I have seen the thin lens equation, which describes the following relation.
$$\frac{1}{\text{image distance}} + \frac{1}{\text{object distance}} = \frac{1}{\text{focal length}} \tag{1}$$
However, I've also seen the following relation.
$$\frac{\text{object height}}{\text{image height}} = \frac{\text{object distance}}{\text{focal length}} \tag{2}$$
I was wondering how you get to one from the other, and what exactly the difference is, in terms of what they're trying to model?
A correct formula, of which #2 might be an incorrect interpretation, would be
(object height)/(image height) = (object distance)/(focal distance)
where focal distance is the distance from the lens to the image.
What's different between Formula 1 and the correct Formula 2 is that Formula 1 calculates the image position from the object position, given the focal length of the lens; while correct Formula 2 calculates the magnification, given the object and image positions. The two (#1 and correct #2) can be combined in various ways to yield, e.g., the necessary focal length and lens position to obtain a given magnification with object and image at given positions.

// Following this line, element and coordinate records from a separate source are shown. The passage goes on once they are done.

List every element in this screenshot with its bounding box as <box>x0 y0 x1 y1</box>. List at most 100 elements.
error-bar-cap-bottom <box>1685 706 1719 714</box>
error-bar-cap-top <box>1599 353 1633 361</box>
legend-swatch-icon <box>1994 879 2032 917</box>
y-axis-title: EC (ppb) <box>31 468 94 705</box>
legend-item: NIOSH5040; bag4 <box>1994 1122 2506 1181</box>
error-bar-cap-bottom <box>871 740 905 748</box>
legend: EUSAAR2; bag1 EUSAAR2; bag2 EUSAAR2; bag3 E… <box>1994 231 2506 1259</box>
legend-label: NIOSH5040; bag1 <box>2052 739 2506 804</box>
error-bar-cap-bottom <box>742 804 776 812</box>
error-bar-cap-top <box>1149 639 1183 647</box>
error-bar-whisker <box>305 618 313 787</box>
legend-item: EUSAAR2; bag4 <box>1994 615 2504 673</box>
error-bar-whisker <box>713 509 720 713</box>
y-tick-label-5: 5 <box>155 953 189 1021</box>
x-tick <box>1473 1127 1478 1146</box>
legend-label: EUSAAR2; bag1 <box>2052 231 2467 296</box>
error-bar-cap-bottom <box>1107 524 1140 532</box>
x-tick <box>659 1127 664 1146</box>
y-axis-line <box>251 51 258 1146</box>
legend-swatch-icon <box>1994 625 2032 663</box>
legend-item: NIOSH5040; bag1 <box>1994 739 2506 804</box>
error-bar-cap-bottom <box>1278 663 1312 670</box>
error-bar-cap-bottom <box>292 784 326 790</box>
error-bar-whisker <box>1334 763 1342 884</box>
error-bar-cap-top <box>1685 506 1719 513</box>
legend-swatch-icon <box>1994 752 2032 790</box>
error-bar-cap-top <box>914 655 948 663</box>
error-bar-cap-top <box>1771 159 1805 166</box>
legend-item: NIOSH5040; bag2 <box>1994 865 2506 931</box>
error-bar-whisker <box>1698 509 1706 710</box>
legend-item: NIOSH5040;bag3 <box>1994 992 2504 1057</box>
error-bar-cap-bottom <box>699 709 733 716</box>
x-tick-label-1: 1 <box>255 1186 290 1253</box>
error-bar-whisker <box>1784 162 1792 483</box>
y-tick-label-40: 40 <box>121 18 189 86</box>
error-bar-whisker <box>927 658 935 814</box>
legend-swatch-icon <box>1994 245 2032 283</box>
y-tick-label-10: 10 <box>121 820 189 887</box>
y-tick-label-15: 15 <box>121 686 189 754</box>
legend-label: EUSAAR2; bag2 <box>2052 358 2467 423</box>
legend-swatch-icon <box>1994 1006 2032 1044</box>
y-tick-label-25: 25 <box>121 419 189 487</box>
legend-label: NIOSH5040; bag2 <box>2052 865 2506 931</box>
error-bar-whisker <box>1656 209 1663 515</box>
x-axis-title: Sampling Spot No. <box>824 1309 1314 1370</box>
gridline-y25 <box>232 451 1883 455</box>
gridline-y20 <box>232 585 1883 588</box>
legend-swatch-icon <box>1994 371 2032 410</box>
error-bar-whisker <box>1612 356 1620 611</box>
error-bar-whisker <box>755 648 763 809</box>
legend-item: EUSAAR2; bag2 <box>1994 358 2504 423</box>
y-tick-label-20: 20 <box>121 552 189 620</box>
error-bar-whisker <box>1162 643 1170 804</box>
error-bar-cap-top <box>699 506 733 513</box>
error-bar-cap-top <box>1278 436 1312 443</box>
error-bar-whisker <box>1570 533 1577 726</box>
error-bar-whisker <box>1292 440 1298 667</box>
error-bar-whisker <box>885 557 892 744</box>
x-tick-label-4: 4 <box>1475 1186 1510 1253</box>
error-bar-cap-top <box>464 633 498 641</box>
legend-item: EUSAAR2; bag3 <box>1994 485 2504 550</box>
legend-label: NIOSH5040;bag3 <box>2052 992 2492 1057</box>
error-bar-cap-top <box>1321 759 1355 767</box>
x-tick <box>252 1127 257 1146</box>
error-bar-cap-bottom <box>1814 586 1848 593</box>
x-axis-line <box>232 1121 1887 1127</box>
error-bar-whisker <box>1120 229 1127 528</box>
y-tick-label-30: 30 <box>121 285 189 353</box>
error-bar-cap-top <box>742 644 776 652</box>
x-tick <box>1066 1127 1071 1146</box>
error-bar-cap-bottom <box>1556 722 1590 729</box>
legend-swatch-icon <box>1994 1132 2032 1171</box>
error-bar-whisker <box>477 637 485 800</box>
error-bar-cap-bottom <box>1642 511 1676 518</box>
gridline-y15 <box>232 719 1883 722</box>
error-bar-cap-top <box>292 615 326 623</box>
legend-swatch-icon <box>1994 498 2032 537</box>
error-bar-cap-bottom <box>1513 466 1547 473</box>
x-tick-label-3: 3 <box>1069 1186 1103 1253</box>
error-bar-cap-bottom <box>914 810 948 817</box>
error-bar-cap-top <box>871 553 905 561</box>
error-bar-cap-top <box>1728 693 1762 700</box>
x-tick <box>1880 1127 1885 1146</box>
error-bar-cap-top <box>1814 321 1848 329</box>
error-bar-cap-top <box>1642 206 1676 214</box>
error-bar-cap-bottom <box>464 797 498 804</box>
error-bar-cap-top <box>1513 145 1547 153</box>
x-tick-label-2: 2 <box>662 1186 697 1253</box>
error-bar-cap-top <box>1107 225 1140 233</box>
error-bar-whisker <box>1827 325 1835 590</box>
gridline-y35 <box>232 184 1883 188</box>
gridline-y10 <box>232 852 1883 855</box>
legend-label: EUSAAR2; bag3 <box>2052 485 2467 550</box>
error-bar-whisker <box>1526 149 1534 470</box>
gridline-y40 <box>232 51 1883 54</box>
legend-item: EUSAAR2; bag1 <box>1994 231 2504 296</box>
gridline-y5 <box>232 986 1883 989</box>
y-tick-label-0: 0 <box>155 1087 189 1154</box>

You don't. They are derived independently, from the geometry of the ray tracing figure. The first one is a relationship between the positions of the image and object. The second one allows to calculate the magnification of the lens. You can use the first one to replace one of the distances in the second formula so you can get the magnification as a function of the position of the object (for example), for a given focal length.